• Kelly Van Lancker, Ghent University.

    • Title: Potential estimands and estimators for clinical trials impacted by COVID-19

    • Abstract: The COVID-19 pandemic continues to affect the conduct of clinical trials of medical products globally. Complications may arise from pandemic-related operational challenges such as site closure, travel limitations and interruptions to the supply chain for the investigational product, or from health-related challenges such as COVID-19 infected trial participants. Some of these complications lead to unforeseen intercurrent events in the sense that they affect either the interpretation or the existence of the measurements associated with the clinical question of interest. The ICH E9(R1) Addendum on estimands provides a rigorous basis to discuss potential pandemic-related trial disruptions and embed them in the context of study objectives and design elements. In this talk, we focus on the use of the hypothetical strategy and to a lesser extent the treatment-policy strategy to frame clinical questions in the presence of the unforeseen intercurrent events due to the COVID-19 pandemic.
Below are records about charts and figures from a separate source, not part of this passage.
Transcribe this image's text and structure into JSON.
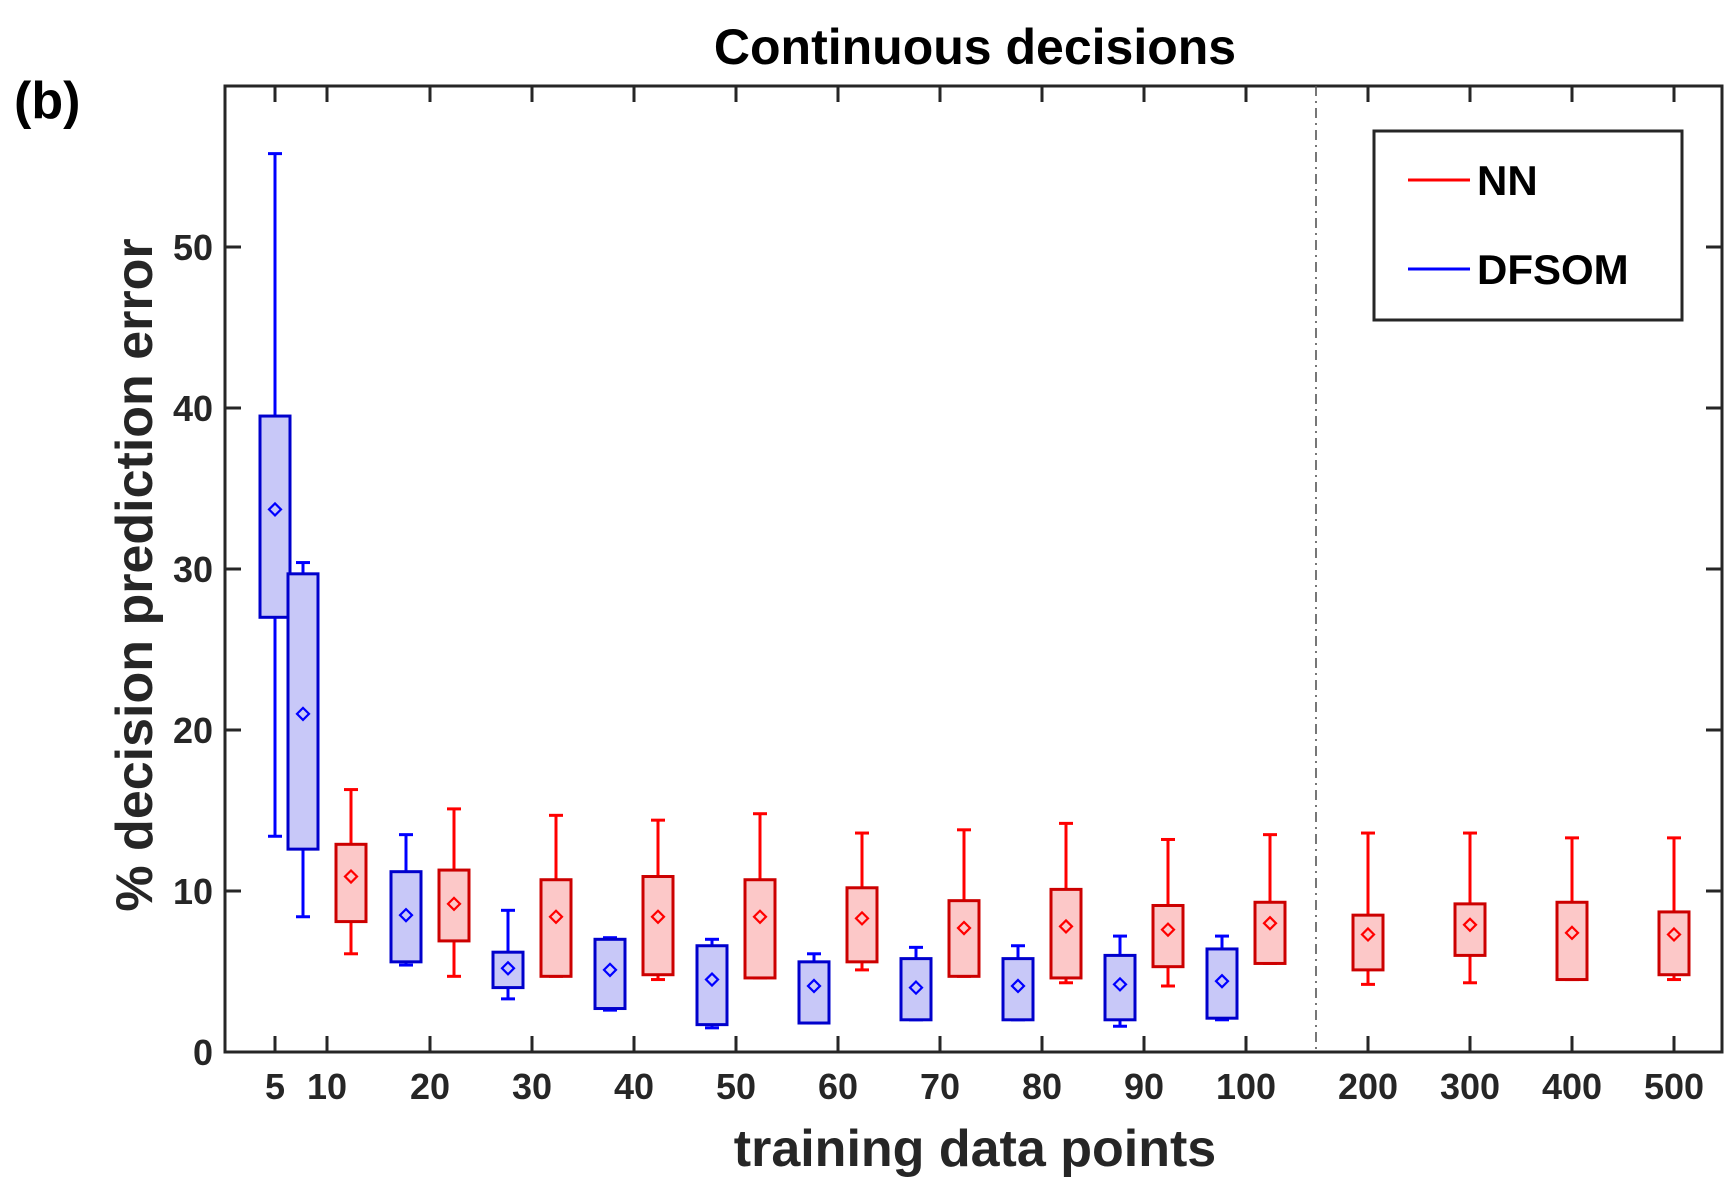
{
  "chart_data": {
    "type": "box",
    "panel_label": "(b)",
    "title": "Continuous decisions",
    "xlabel": "training data points",
    "ylabel": "% decision prediction error",
    "ylim": [
      0,
      60
    ],
    "yticks": [
      0,
      10,
      20,
      30,
      40,
      50
    ],
    "categories": [
      "5",
      "10",
      "20",
      "30",
      "40",
      "50",
      "60",
      "70",
      "80",
      "90",
      "100",
      "200",
      "300",
      "400",
      "500"
    ],
    "separator_after": "100",
    "legend": {
      "position": "top-right",
      "entries": [
        {
          "name": "NN",
          "color": "#ff0000"
        },
        {
          "name": "DFSOM",
          "color": "#0000ff"
        }
      ]
    },
    "series": [
      {
        "name": "DFSOM",
        "line_color": "#0000ff",
        "fill_color": "#c8c8f8",
        "box_edge_color": "#0000cc",
        "boxes": [
          {
            "x": "5",
            "min": 13.4,
            "q1": 27.0,
            "q3": 39.5,
            "max": 55.8,
            "mean": 33.7
          },
          {
            "x": "10",
            "min": 8.4,
            "q1": 12.6,
            "q3": 29.7,
            "max": 30.4,
            "mean": 21.0
          },
          {
            "x": "20",
            "min": 5.4,
            "q1": 5.6,
            "q3": 11.2,
            "max": 13.5,
            "mean": 8.5
          },
          {
            "x": "30",
            "min": 3.3,
            "q1": 4.0,
            "q3": 6.2,
            "max": 8.8,
            "mean": 5.2
          },
          {
            "x": "40",
            "min": 2.6,
            "q1": 2.7,
            "q3": 7.0,
            "max": 7.1,
            "mean": 5.1
          },
          {
            "x": "50",
            "min": 1.5,
            "q1": 1.7,
            "q3": 6.6,
            "max": 7.0,
            "mean": 4.5
          },
          {
            "x": "60",
            "min": 1.8,
            "q1": 1.8,
            "q3": 5.6,
            "max": 6.1,
            "mean": 4.1
          },
          {
            "x": "70",
            "min": 2.0,
            "q1": 2.0,
            "q3": 5.8,
            "max": 6.5,
            "mean": 4.0
          },
          {
            "x": "80",
            "min": 2.0,
            "q1": 2.0,
            "q3": 5.8,
            "max": 6.6,
            "mean": 4.1
          },
          {
            "x": "90",
            "min": 1.6,
            "q1": 2.0,
            "q3": 6.0,
            "max": 7.2,
            "mean": 4.2
          },
          {
            "x": "100",
            "min": 2.0,
            "q1": 2.1,
            "q3": 6.4,
            "max": 7.2,
            "mean": 4.4
          }
        ]
      },
      {
        "name": "NN",
        "line_color": "#ff0000",
        "fill_color": "#fcc8c8",
        "box_edge_color": "#cc0000",
        "boxes": [
          {
            "x": "10",
            "min": 6.1,
            "q1": 8.1,
            "q3": 12.9,
            "max": 16.3,
            "mean": 10.9
          },
          {
            "x": "20",
            "min": 4.7,
            "q1": 6.9,
            "q3": 11.3,
            "max": 15.1,
            "mean": 9.2
          },
          {
            "x": "30",
            "min": 4.7,
            "q1": 4.7,
            "q3": 10.7,
            "max": 14.7,
            "mean": 8.4
          },
          {
            "x": "40",
            "min": 4.5,
            "q1": 4.8,
            "q3": 10.9,
            "max": 14.4,
            "mean": 8.4
          },
          {
            "x": "50",
            "min": 4.6,
            "q1": 4.6,
            "q3": 10.7,
            "max": 14.8,
            "mean": 8.4
          },
          {
            "x": "60",
            "min": 5.1,
            "q1": 5.6,
            "q3": 10.2,
            "max": 13.6,
            "mean": 8.3
          },
          {
            "x": "70",
            "min": 4.7,
            "q1": 4.7,
            "q3": 9.4,
            "max": 13.8,
            "mean": 7.7
          },
          {
            "x": "80",
            "min": 4.3,
            "q1": 4.6,
            "q3": 10.1,
            "max": 14.2,
            "mean": 7.8
          },
          {
            "x": "90",
            "min": 4.1,
            "q1": 5.3,
            "q3": 9.1,
            "max": 13.2,
            "mean": 7.6
          },
          {
            "x": "100",
            "min": 5.5,
            "q1": 5.5,
            "q3": 9.3,
            "max": 13.5,
            "mean": 8.0
          },
          {
            "x": "200",
            "min": 4.2,
            "q1": 5.1,
            "q3": 8.5,
            "max": 13.6,
            "mean": 7.3
          },
          {
            "x": "300",
            "min": 4.3,
            "q1": 6.0,
            "q3": 9.2,
            "max": 13.6,
            "mean": 7.9
          },
          {
            "x": "400",
            "min": 4.5,
            "q1": 4.5,
            "q3": 9.3,
            "max": 13.3,
            "mean": 7.4
          },
          {
            "x": "500",
            "min": 4.5,
            "q1": 4.8,
            "q3": 8.7,
            "max": 13.3,
            "mean": 7.3
          }
        ]
      }
    ]
  }
}
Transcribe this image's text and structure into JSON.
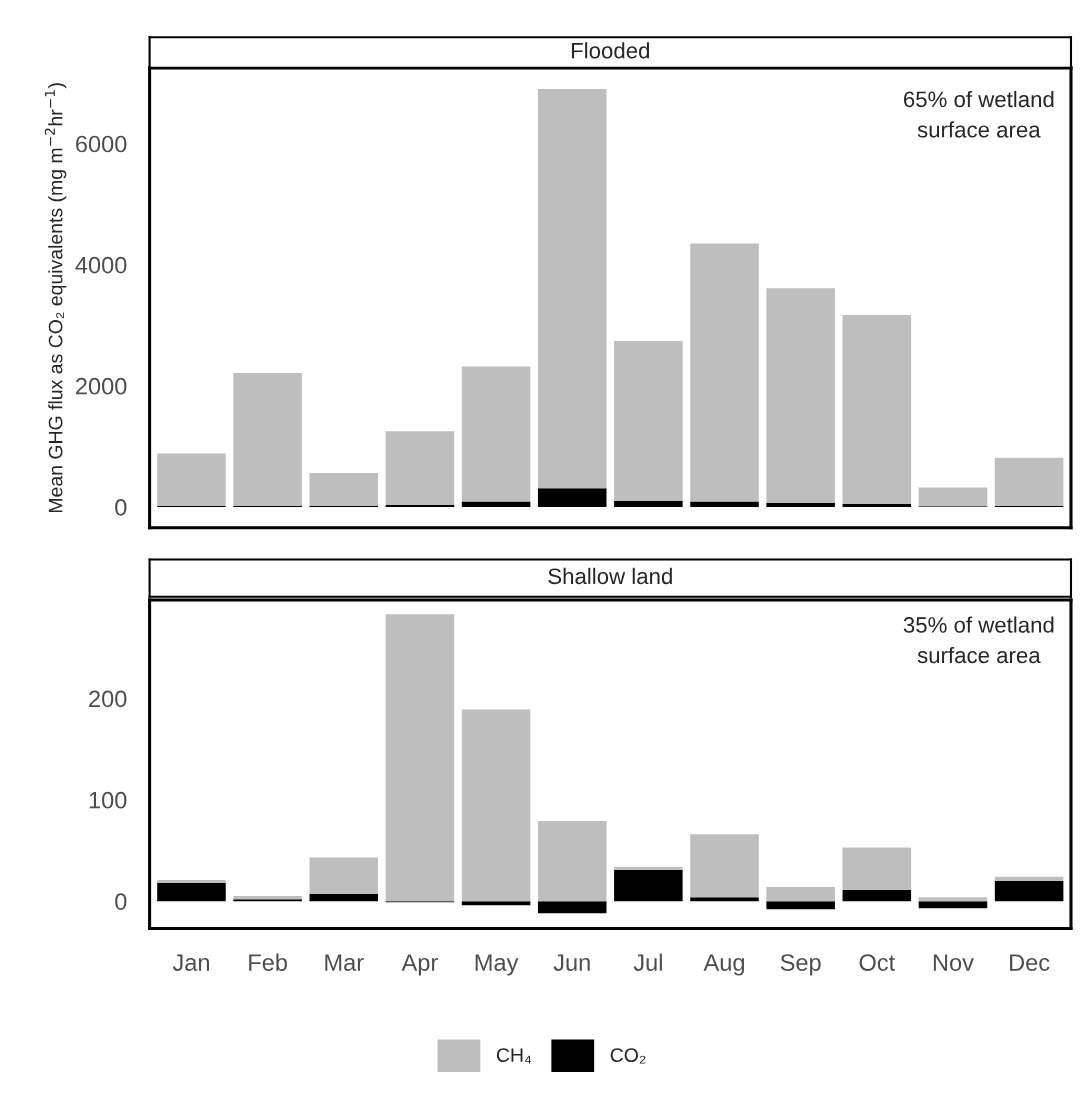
{
  "chart_data": [
    {
      "type": "bar",
      "title": "Flooded",
      "ylabel": "Mean GHG flux as CO₂ equivalents (mg m$^{−2}$hr$^{−1}$)",
      "stacked": true,
      "categories": [
        null,
        null,
        null,
        null,
        null,
        null,
        null,
        null,
        null,
        null,
        null,
        null
      ],
      "series": [
        {
          "color": "#000000",
          "values": [
            20,
            20,
            20,
            30,
            90,
            310,
            100,
            90,
            70,
            50,
            10,
            20
          ]
        },
        {
          "color": "#bebebe",
          "values": [
            860,
            2190,
            540,
            1220,
            2230,
            6590,
            2640,
            4260,
            3540,
            3120,
            310,
            790
          ]
        }
      ],
      "ylim": [
        -345,
        7250
      ],
      "yticks": [
        0,
        2000,
        4000,
        6000
      ],
      "tick_labels": "y",
      "grid": false,
      "annotations": [
        "65% of wetland\nsurface area"
      ]
    },
    {
      "type": "bar",
      "title": "Shallow land",
      "stacked": true,
      "categories": [
        "Jan",
        "Feb",
        "Mar",
        "Apr",
        "May",
        "Jun",
        "Jul",
        "Aug",
        "Sep",
        "Oct",
        "Nov",
        "Dec"
      ],
      "series": [
        {
          "name": "CO₂",
          "color": "#000000",
          "values": [
            18,
            2,
            7,
            -1,
            -4,
            -12,
            31,
            4,
            -8,
            11,
            -7,
            20
          ]
        },
        {
          "name": "CH₄",
          "color": "#bebebe",
          "values": [
            3,
            3,
            36,
            283,
            189,
            79,
            3,
            62,
            14,
            42,
            4,
            4
          ]
        }
      ],
      "ylim": [
        -27,
        297
      ],
      "yticks": [
        0,
        100,
        200
      ],
      "grid": false,
      "legend": "bottom",
      "annotations": [
        "35% of wetland\nsurface area"
      ]
    }
  ]
}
It should be noted that different hypothetical strategies could be considered and care has to be taken that the envisaged scenario, in which the intercurrent event would not occur, is precisely described. For their estimation, we will consider different causal inference and missing data methods such as multiple imputation and (augmented) inverse probability weighting. To clarify, we describe the features of a stylized trial in neuroscience, and how it may have been impacted by the pandemic. This stylized trial will then be re-visited by discussing the changes to the estimand and the estimator to account for pandemic disruptions.